If nobody speaks up then it’s harder to educate. Speak up.

“What you’re describing sounds really scary, actually. I’m worried for you and I believe you may be suffering from a mental disorder. You don’t have to suffer. Please see a therapist, you deserve to be safe and well and not in a situation where you’re not able to understand or control yourself.” Really, it isn’t against the rules here to direct people to the help they genuinely need. They not going to reach through the screen and pull your hair or something so just speak up and help people out!
#58167
I've seen a lot of littles use littlespace or mental health issues as an excuse to be assholes or toxic, and I've seen people use the same excuse but with little alters from did/osdd in other communities, and it upsets me a lot.
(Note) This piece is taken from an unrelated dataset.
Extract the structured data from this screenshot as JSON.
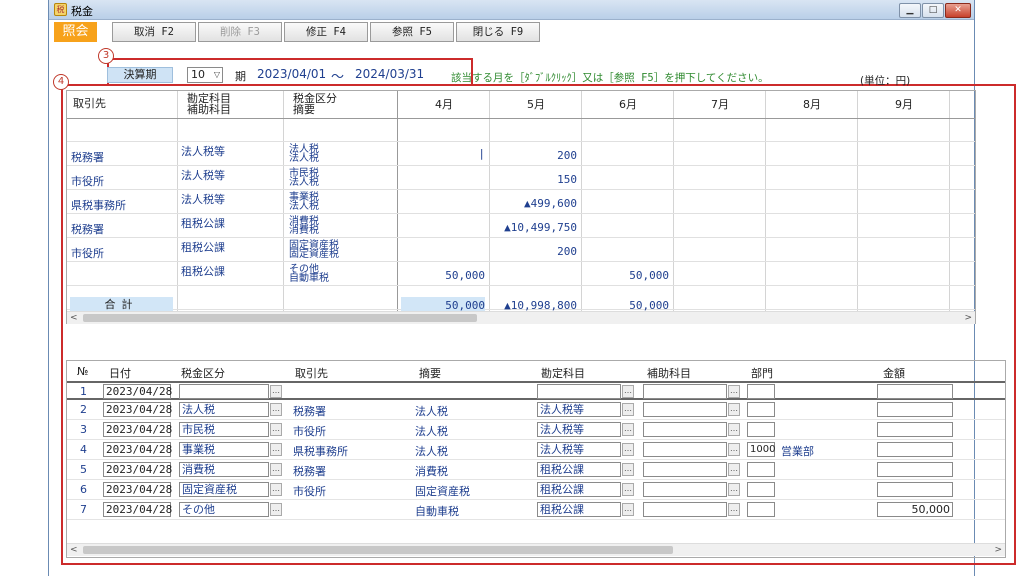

I have cptsd, borderline personality disorder, autism and possible osdd-1a, and those affect my behavior a lot and certain triggers for those can make me regress. But I can control myself enough to not make people uncomfortable and not be toxic. And if I do end up doing something toxic or making people uncomfortable my disorders aren't an excuse, I own up to it and apologize like a decent person. Unless someone did something to purposely trigger you or something they knew would trigger you and you have asked them to not do, it is your fault if others are hurt by your behavior when triggered. If they did something to trigger you on purpose then yeah it's not your fault because they're actively trying to get reactions out of you to then use those reactions against you. But I severely doubt these cases are all people who are being triggered by others purposefully triggering them.

When people do this it makes everyone who has certain disorders or certain triggers look bad so it's so upsetting to see. Like most people who are little or have the disorders I have or ones like did are harmless, but people using them as an excuse makes people think everyone who are those things will be horrible and make excuses for it.